Visualisation 3D du Privilegirter pneumatisch portativer Erdglobus par Philipp Cella, 1831 (BnF CPL, GE A-1775 (RES))

Dans la continuité d’un précédent billet décrivant les globes célestes et instruments astronomiques, la mise en ligne en 2023 de plus de trente globes terrestres dans la bibliothèque numérique Gallica  est l’occasion idéale d’illustrer les évolutions de la fabrication et de la diffusion de ces objets. Les mutations importantes qu’ont connues les globes au XIXe siècle -dont le plus ancien conservé remonte à la fin du XVe siècle- ont notamment été explicitées par l’historien de la cartographie Jan Mokre dans le catalogue de l’exposition Le Monde en Sphères, organisée en 2019 à la BnF.

La collection de la BnF, conservée au département des Cartes et plans et fruit d’une politique soutenue de collecte et d’acquisition, est représentative de la diversité des formes et usages exposée par J.Mokre : globes pédagogiques, thématiques, à destination de la jeunesse, et se déclinant en modèle pliables, gonflable, miniatures, lumineux...    

Dans le premier tiers du XIXe siècle, alors que le coût de fabrication des globes diminue en raison du progrès des procédés d’impression, apparaît une innovation : des globes rangés pliés –tel une simple carte- mais gonflables. Disponible dans Gallica, celui conçu et commercialisé en 1831 par l’éditeur allemand Philip Cella en est un exemple représentatif. Il s’agit d’un grand globe terrestre de plus d’un mètre de diamètre, doté de son soufflet et de sa boîte de rangement d’origine.
 

L’objet n’est pas le premier du genre, car Cella prend pour modèle une invention récente de l’éditeur anglais George Pocock. Il traduit la cartographie en allemand mais garde les aspects matériels : une carte sur fuseaux en papier, lithographiée et mis en couleur, gonflable.

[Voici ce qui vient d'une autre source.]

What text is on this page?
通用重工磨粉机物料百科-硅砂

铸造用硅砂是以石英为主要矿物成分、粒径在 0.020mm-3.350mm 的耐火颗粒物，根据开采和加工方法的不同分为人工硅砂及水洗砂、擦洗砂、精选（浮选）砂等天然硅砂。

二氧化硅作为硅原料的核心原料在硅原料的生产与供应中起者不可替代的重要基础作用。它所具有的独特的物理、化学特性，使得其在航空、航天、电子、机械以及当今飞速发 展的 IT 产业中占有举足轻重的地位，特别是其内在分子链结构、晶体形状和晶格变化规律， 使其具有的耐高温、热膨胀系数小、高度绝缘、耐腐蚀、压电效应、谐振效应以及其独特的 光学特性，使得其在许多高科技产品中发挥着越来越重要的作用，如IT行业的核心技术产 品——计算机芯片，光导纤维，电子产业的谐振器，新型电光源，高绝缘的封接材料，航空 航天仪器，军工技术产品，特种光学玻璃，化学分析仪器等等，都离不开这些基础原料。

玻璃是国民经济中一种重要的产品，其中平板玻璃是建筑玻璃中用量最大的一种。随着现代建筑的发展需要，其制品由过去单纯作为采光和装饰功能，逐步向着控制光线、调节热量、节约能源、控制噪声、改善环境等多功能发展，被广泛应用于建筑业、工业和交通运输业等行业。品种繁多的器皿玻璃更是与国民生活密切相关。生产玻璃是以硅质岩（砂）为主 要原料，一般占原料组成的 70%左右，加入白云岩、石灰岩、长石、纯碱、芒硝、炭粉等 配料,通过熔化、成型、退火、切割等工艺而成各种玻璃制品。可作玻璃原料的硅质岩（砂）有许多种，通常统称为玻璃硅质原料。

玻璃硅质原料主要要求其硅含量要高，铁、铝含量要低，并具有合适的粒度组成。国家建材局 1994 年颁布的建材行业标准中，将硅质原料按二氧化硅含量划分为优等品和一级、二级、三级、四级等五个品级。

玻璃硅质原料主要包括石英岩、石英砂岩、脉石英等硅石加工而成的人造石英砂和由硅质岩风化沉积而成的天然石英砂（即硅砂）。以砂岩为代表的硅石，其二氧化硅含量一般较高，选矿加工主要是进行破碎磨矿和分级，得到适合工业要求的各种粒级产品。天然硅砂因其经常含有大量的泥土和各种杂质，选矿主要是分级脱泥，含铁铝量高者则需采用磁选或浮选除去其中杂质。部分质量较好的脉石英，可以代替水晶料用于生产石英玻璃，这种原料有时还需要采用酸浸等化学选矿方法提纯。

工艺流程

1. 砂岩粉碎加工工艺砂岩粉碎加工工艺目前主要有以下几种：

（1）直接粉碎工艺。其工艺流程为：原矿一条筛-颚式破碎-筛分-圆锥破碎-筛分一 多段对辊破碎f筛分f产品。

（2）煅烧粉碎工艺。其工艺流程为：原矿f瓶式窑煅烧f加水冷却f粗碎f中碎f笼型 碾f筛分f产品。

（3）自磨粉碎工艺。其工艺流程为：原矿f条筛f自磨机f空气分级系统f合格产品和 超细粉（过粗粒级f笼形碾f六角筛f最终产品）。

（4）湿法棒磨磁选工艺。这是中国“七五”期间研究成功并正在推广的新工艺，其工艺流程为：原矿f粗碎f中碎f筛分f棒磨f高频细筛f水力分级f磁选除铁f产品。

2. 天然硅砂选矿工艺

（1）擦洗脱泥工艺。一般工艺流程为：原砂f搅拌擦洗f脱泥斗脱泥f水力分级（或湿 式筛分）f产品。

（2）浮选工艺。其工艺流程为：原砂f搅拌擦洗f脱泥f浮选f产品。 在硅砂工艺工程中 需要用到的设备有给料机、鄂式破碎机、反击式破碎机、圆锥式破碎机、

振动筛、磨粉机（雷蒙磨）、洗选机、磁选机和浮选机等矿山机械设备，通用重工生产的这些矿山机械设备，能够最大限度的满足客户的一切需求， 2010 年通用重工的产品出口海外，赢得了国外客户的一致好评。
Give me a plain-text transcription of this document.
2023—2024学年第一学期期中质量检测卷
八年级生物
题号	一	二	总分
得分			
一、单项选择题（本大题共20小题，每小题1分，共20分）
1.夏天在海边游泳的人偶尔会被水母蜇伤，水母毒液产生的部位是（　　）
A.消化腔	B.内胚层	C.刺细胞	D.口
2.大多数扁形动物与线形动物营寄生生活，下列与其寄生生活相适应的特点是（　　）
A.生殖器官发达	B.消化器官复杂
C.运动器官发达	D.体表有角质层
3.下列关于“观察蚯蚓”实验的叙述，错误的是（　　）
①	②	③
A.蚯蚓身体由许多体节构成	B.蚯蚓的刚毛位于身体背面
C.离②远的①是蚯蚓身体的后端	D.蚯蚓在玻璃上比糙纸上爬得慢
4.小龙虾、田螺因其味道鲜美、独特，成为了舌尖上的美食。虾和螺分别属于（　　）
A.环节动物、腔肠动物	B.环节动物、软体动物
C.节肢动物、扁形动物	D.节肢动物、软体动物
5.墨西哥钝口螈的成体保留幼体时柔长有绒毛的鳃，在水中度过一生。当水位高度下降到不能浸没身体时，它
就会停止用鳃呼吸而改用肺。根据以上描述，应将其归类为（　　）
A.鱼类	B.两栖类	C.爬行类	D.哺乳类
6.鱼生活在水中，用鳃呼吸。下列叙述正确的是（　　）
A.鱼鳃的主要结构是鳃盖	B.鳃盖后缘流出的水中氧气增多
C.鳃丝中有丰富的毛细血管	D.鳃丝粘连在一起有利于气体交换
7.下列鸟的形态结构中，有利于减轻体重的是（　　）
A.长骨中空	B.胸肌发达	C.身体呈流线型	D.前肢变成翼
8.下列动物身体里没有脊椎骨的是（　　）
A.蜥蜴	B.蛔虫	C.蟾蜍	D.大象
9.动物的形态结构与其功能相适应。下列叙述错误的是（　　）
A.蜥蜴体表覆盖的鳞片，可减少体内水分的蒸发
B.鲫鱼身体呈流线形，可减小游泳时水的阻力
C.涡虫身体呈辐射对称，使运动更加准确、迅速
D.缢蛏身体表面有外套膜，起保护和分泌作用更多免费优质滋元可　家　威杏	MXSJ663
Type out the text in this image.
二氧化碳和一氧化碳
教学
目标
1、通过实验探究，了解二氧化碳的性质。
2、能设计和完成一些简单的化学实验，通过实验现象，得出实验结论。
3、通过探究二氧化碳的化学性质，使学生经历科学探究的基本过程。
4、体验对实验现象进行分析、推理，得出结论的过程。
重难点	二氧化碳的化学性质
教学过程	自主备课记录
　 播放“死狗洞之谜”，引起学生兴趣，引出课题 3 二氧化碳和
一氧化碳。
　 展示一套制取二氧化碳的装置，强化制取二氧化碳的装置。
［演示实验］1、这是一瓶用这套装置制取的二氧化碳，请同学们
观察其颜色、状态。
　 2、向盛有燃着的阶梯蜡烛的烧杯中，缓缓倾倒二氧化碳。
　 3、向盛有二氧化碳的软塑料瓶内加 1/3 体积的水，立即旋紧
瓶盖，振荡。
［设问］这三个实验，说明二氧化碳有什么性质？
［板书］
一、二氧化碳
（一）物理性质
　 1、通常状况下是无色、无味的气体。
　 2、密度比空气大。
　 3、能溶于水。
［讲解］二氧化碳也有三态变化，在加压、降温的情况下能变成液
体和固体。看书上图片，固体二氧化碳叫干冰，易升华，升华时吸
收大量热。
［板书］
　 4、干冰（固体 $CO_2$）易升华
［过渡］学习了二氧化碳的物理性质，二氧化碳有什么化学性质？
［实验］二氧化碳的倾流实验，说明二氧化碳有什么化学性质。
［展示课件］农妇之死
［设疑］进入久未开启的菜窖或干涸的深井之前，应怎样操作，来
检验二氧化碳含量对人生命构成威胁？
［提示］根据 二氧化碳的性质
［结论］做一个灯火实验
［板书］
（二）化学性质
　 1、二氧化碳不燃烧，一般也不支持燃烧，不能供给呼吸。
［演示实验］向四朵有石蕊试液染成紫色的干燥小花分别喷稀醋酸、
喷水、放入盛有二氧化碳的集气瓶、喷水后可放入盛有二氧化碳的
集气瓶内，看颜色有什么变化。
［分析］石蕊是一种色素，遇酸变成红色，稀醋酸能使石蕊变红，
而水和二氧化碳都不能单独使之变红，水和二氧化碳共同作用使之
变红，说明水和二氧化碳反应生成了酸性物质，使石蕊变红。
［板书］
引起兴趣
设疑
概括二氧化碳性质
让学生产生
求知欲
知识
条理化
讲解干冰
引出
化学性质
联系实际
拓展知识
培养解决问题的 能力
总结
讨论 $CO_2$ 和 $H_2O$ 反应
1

Au moment de la numérisation le risque de gonfler l’objet, fragile car constitué d’un papier très fin, n’a pas été pris, afin de ne pas l’endommager de manière irréversible. Le protocole de prise de vue (dont la méthodologie standard est présentée dans ce précédent billet) a été adapté, avec une mise en scène de l’ensemble des composants de l’objet et une numérisation minutieuse de chacun des 12 fuseaux. En plus de renseigner précisément sur le contenu cartographique, les photographies ont permis une expérimentation de reconsitution en 3 dimensions, permettant d’avoir une image du globe virtuellement « regonflé ». En effet, les photographies en HD ont été projetées sur une sphère modélisée en 3D après un ensemble d’étapes de post-production menée par le service numérisation du département de la conservation de la BnF.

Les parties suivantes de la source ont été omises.